Dear Mrs. Bluth,
For some time now I have been secretly delving into alternate religions because I have lost all faith in Judaism, so much so that I am no longer keeping Shabbat or eating kosher. My family and friends in the community have no idea what I am going through, even though they are largely responsible for my animus towards and disenchantment with God and with my people.
I have a severe speech disability, having been born with a cleft pallet, and I think I started questioning God’s mercy and love from my earliest memory. How could God punish a newborn child with disfigurement and a lifetime of torment by schoolmates, strangers and even family members? Why would He do this to me? What sin did I commit in utero that I and others like myself should be made to suffer endless taunts, be excluded from taking part in sports or being passed over for team events? Where is His mercy?
So, from infancy, this disenchantment with Judaism grew, but I was not fully cognizant of the silent metamorphosis that was taking place within my soul, eating away at my spirit and turning me off from all the teachings and indoctrination I was force fed in yeshiva. The shame and pain I endured at the hands of teachers, rabbis and my peers was more than I could bear, often with no one coming to my defense. I would come home crying and when I told my father what had happened, he became angry at me for not standing up for myself, he said that is why the bullies picked on me and others ridiculed me. He refused to come and speak to the principal on my behalf and said that I had to “man up,” and that the world was a hard place and everyone had to forge their own way.
I would cry myself to sleep almost every night, begging the Great Almighty Hashem who, I was taught to believe, loved little children and looked after them, I begged for a miracle, to be whole, or at least to be accepted the same way as everyone else. But no help ever came! And as I grew older and nothing changed, in fact in many instances it got harder, I slowly stopped believing, even though I pretended to.
Now that I am in college and exposed to so many other people, kind people who do not judge me for being different and are tolerant of my appearance and difficult speech issues, I feel like I have found my place in the world. I will not miss any of my Jewish friends because I have none, I no longer care what my parents will say or do because they never lifted a finger to help me, all I was to them was an imperfect son who would never be perfect, as well as an embarrassment and a burden. I’m writing this without return address or any identifying factor, as I really no longer exist in my old form. I guess I’m writing as the last remnants of my Jewishness falls away because of an uncaring God and a cruel people.
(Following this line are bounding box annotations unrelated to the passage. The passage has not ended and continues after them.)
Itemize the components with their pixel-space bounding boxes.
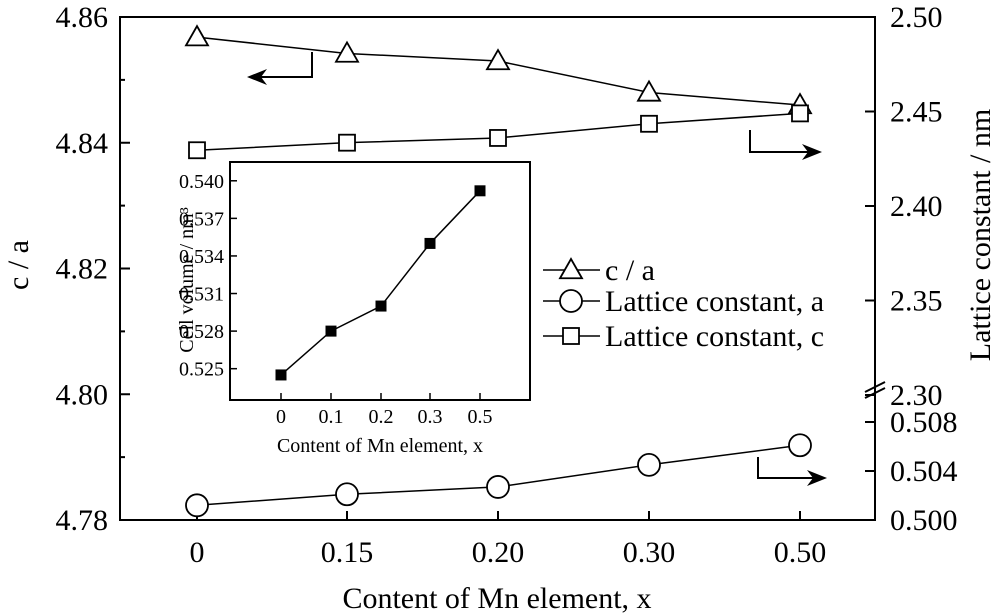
data-point-square [489,129,507,147]
y-left-axis-title: c / a [2,240,35,290]
y-left-tick-label: 4.84 [56,127,109,160]
y-left-tick-label: 4.86 [56,1,109,34]
inset-data-point [474,185,486,197]
data-point-triangle [334,40,360,63]
data-point-circle [788,433,812,458]
y-right-upper-tick-label: 2.50 [890,1,943,34]
data-point-triangle [485,48,511,71]
x-tick-label: 0.15 [321,536,374,569]
legend-marker-square [562,327,580,345]
y-right-upper-tick-label: 2.30 [890,379,943,412]
y-left-tick-label: 4.80 [56,378,109,411]
inset-x-tick-label: 0.1 [319,406,344,428]
inset-data-point [275,369,287,381]
y-left-tick-label: 4.78 [56,504,109,537]
y-right-lower-tick-label: 0.508 [890,406,958,439]
data-point-square [640,114,658,133]
arrow-head [802,144,822,160]
legend-marker-circle [559,289,583,313]
y-right-upper-tick-label: 2.45 [890,96,943,129]
series-line [196,36,801,106]
y-right-axis-title: Lattice constant / nm [964,109,997,361]
arrow-line [757,457,817,479]
data-point-square [338,133,356,152]
inset-x-tick-label: 0 [276,406,286,428]
x-tick-label: 0.50 [774,536,827,569]
inset-plot-background [230,162,530,400]
arrow-line [749,130,812,153]
data-point-triangle [184,24,210,47]
x-axis-title: Content of Mn element, x [342,582,651,615]
inset-x-axis-title: Content of Mn element, x [277,435,483,457]
data-point-triangle [636,79,662,102]
y-right-lower-tick-label: 0.500 [890,504,958,537]
x-tick-label: 0 [190,536,205,569]
inset-x-tick-label: 0.5 [468,406,493,428]
data-point-square [188,141,206,160]
legend-marker-triangle [558,257,584,280]
legend-label: Lattice constant, a [605,285,824,318]
inset-y-tick-label: 0.525 [179,359,224,381]
y-left-tick-label: 4.82 [56,253,109,286]
inset-data-point [424,237,436,249]
axis-break [864,381,886,399]
y-right-lower-tick-label: 0.504 [890,455,958,488]
x-tick-label: 0.30 [623,536,676,569]
arrow-line [252,52,313,78]
data-point-circle [637,452,661,477]
inset-y-tick-label: 0.537 [179,208,224,230]
inset-plot: 0 0.1 0.2 0.3 0.5 0.525 0.528 0.531 0.534 0.537 0.… [179,171,493,428]
data-point-square [791,104,809,123]
inset-y-tick-label: 0.540 [179,171,224,193]
inset-y-tick-label: 0.531 [179,284,224,306]
inset-data-point [375,300,387,312]
arrow-head [247,69,267,85]
inset-y-tick-label: 0.528 [179,321,224,343]
y-right-upper-tick-label: 2.40 [890,190,943,223]
inset-y-tick-label: 0.534 [179,246,224,268]
main-plot: 0 0.15 0.20 0.30 0.504.784.804.824.844.862.3… [56,1,958,569]
x-tick-label: 0.20 [472,536,525,569]
legend-label: c / a [605,254,655,287]
inset-plot-frame [229,161,531,401]
data-point-circle [486,475,510,499]
arrow-head [807,470,827,486]
inset-data-point [325,325,337,337]
inset-x-tick-label: 0.2 [369,406,394,428]
data-point-circle [335,482,359,507]
y-right-upper-tick-label: 2.35 [890,285,943,318]
inset-y-axis-title: Cell volume / nm³ [176,207,198,352]
data-point-circle [185,493,209,518]
legend-label: Lattice constant, c [605,320,824,353]
inset-x-tick-label: 0.3 [418,406,443,428]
Since you have not as yet fully closed the door on your faith, or lack thereof, I will take the liberty to put my foot in it and try to stop the process, even at this late juncture. I truly felt the pain and disillusionment you must have experienced throughout your short life, at the insensitive hands of many of your friends and some of your family members and teachers. This can certainly destroy one’s hope and faith in humanity.